Personally this is going to be the final nail in the coffin.  Down to the last couple of titles but my order is now a fraction of the size for the same price it was a decade ago.  I do wonder how much damage this is going to do to an already struggling sector.

Jim_Campbell:

--- Quote from: Tjm86 on 25 July, 2022, 02:01:50 PM ---The 7.5% increase is towards the upper end of inflation at this moment in time but with the dollar doing as badly as it is right now it could be worse.

--- End quote ---

I'm afraid you've got that the wrong way round with the dollar — the sterling has been steadily sliding since 2016 and is currently schlepping around the $1.20 mark, which makes imports from the US more expensive. A $3.99 book at an exchange rate of, say, $1.48* would have worked out at £2.70. At the current $1.20 rate, the same book comes in at £3.32.

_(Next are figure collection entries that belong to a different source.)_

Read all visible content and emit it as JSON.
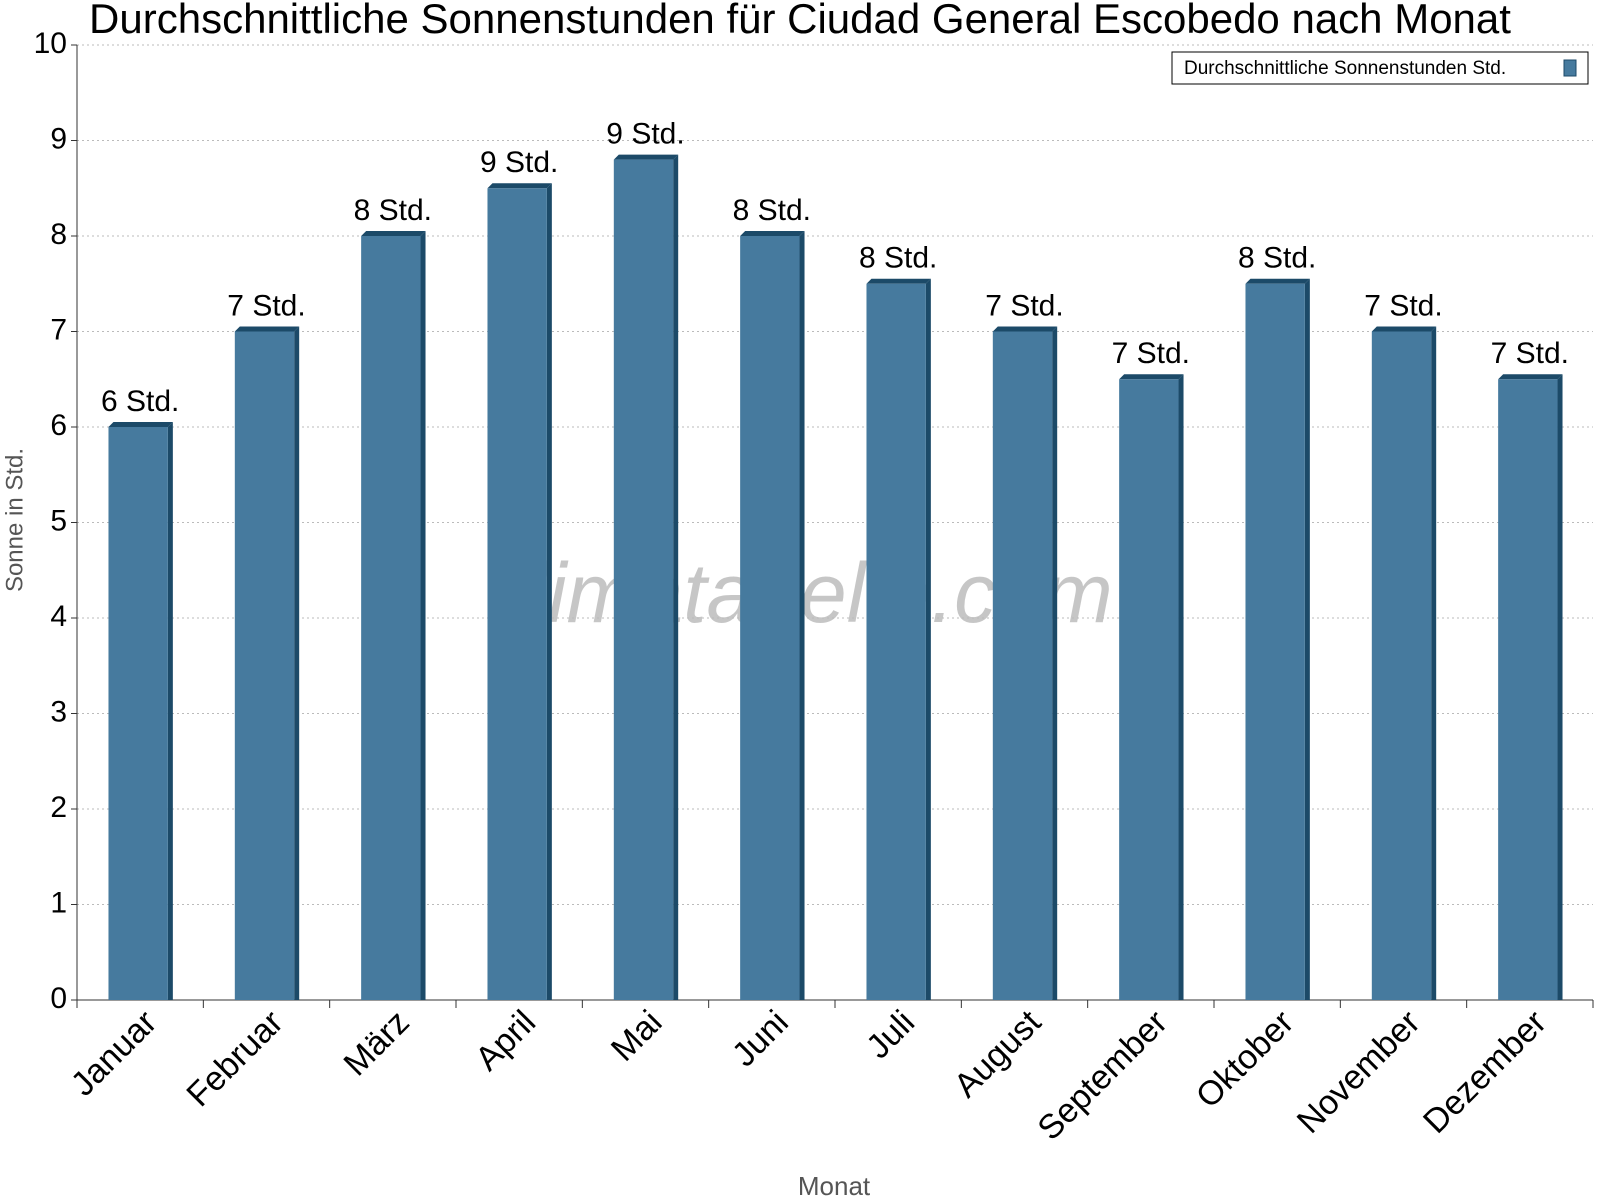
{
  "chart_data": {
    "type": "bar",
    "title": "Durchschnittliche Sonnenstunden für Ciudad General Escobedo nach Monat",
    "x_label": "Monat",
    "y_label": "Sonne in Std.",
    "watermark": "klimatabelle.com",
    "categories": [
      "Januar",
      "Februar",
      "März",
      "April",
      "Mai",
      "Juni",
      "Juli",
      "August",
      "September",
      "Oktober",
      "November",
      "Dezember"
    ],
    "series": [
      {
        "name": "Durchschnittliche Sonnenstunden Std.",
        "color": "#467a9e",
        "values": [
          6,
          7,
          8,
          8.5,
          8.8,
          8,
          7.5,
          7,
          6.5,
          7.5,
          7,
          6.5
        ],
        "value_labels": [
          "6 Std.",
          "7 Std.",
          "8 Std.",
          "9 Std.",
          "9 Std.",
          "8 Std.",
          "8 Std.",
          "7 Std.",
          "7 Std.",
          "8 Std.",
          "7 Std.",
          "7 Std."
        ]
      }
    ],
    "ylim": [
      0,
      10
    ],
    "yticks": [
      0,
      1,
      2,
      3,
      4,
      5,
      6,
      7,
      8,
      9,
      10
    ],
    "grid": true,
    "legend": "top-right"
  }
}
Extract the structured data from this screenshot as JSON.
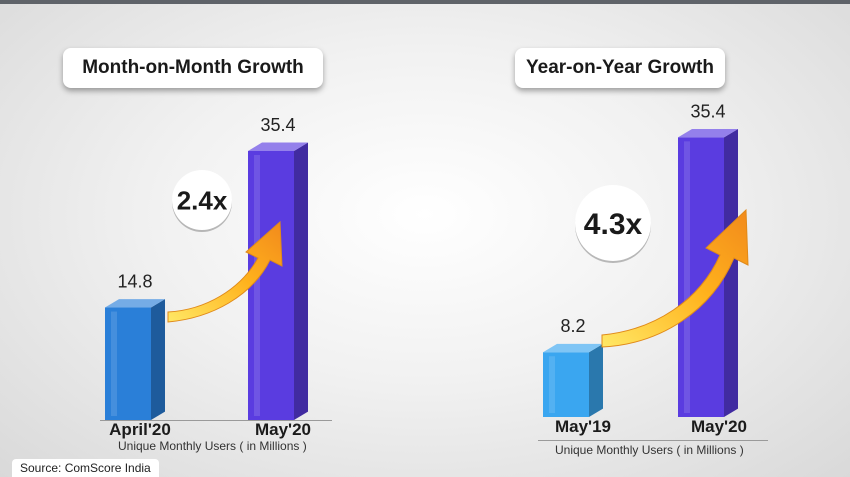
{
  "chart_data": [
    {
      "type": "bar",
      "title": "Month-on-Month Growth",
      "categories": [
        "April'20",
        "May'20"
      ],
      "values": [
        14.8,
        35.4
      ],
      "value_labels": [
        "14.8",
        "35.4"
      ],
      "multiplier": "2.4x",
      "xlabel": "Unique Monthly Users ( in Millions )",
      "colors": [
        "#2a7fd8",
        "#5a3ce0"
      ]
    },
    {
      "type": "bar",
      "title": "Year-on-Year Growth",
      "categories": [
        "May'19",
        "May'20"
      ],
      "values": [
        8.2,
        35.4
      ],
      "value_labels": [
        "8.2",
        "35.4"
      ],
      "multiplier": "4.3x",
      "xlabel": "Unique Monthly Users ( in Millions )",
      "colors": [
        "#3aa6f0",
        "#5a3ce0"
      ]
    }
  ],
  "source": "Source: ComScore India",
  "colors": {
    "arrow_light": "#ffd23a",
    "arrow_dark": "#f08a1c",
    "accent_dark": "#5f6369"
  }
}
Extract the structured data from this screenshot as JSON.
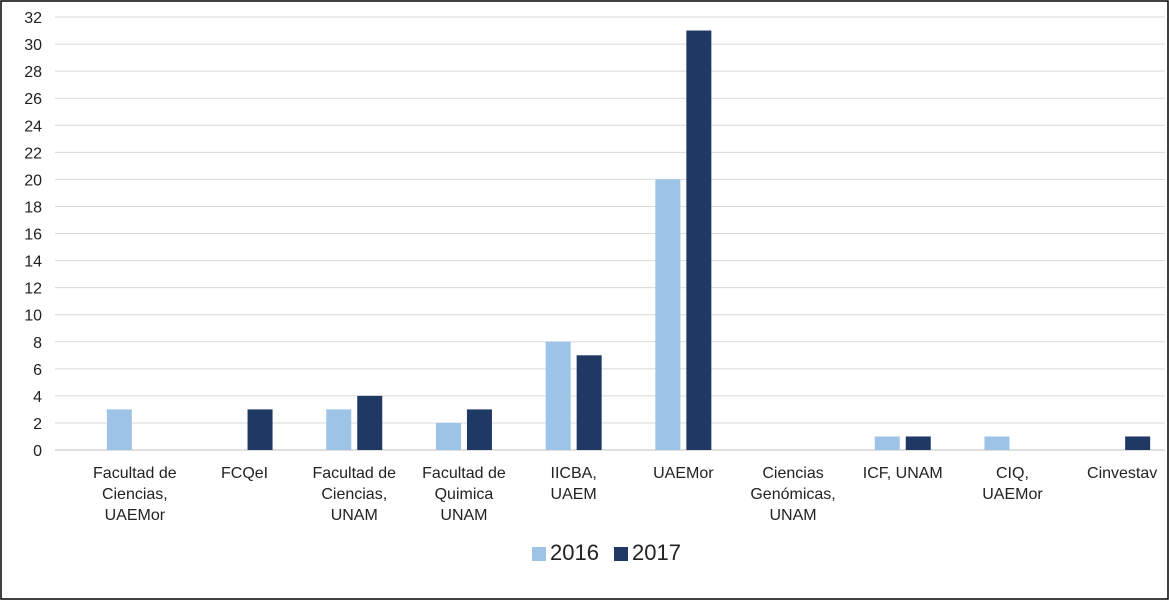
{
  "chart_data": {
    "type": "bar",
    "categories": [
      "Facultad de\nCiencias,\nUAEMor",
      "FCQeI",
      "Facultad de\nCiencias,\nUNAM",
      "Facultad de\nQuimica\nUNAM",
      "IICBA,\nUAEM",
      "UAEMor",
      "Ciencias\nGenómicas,\nUNAM",
      "ICF, UNAM",
      "CIQ,\nUAEMor",
      "Cinvestav"
    ],
    "series": [
      {
        "name": "2016",
        "color": "#9dc3e6",
        "values": [
          3,
          0,
          3,
          2,
          8,
          20,
          0,
          1,
          1,
          0
        ]
      },
      {
        "name": "2017",
        "color": "#203864",
        "values": [
          0,
          3,
          4,
          3,
          7,
          31,
          0,
          1,
          0,
          1
        ]
      }
    ],
    "ylim": [
      0,
      32
    ],
    "yticks": [
      0,
      2,
      4,
      6,
      8,
      10,
      12,
      14,
      16,
      18,
      20,
      22,
      24,
      26,
      28,
      30,
      32
    ],
    "grid": true,
    "legend": "bottom"
  }
}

*Which is what it was the day before the EU referendum. Why, yes, I have picked that date completely at random. ;-)

Tjm86:
Sorry Jim, I worded that badly but that was exactly the point I was angling for.  You're right, it is sterling that is tanking against the dollar*.  Not to mention that it is having a major impact on the import price and therefore the price paid in our LCS'.

Given the short to medium term prospects with the economy this doesn't look like a situation that is going to improve any time soon (if ever). 

*the trajectory of sterling against the dollar has been fairly consistent for the best part of 20 odd years.  In fact you'd have to go back to 1985 to find a time when sterling was doing as badly as right now.  To be fair since 2016 it has wavered between 1.40 and 1.20 but that has to be compared against a range of 1.40 to 2.00 of the previous decade.  Of course it could well be purely a coincidence that the referendum coincided with this change, just as it is totally coincidental that Dover is currently gridlocked on the first day of the school holidays with new customs arrangements in place.

Jim_Campbell:

--- Quote from: Tjm86 on 25 July, 2022, 03:48:11 PM ---Sorry Jim, I worded that badly but that was exactly the point I was angling for.
--- End quote ---

Right. Understood!


--- Quote ---*the trajectory of sterling against the dollar has been fairly consistent for the best part of 20 odd years.  In fact you'd have to go back to 1985 to find a time when sterling was doing as badly as right now.
--- End quote ---

It dipped under $1.19 a couple of days back, and it's only been lower twice in the last fifty years — briefly in 2020 and, as you say, for about a week in 1985.

As someone who gets maybe two-thirds of their income in USD, this is actually fantastic news (the difference between $1.48 and $1.19 is effectively a 24% pay rise)… except that it's not, because of the reasons for it. I'd happily have lived with a $1.40+ exchange rate, and not left the EU. :-(

Proudhuff:
The few yank comics I currently get are oversized, either in content or size, so are a bit more pricey but yeah, the way things are I'll not be taking a punt on anything unknown or usual, which I have in the past.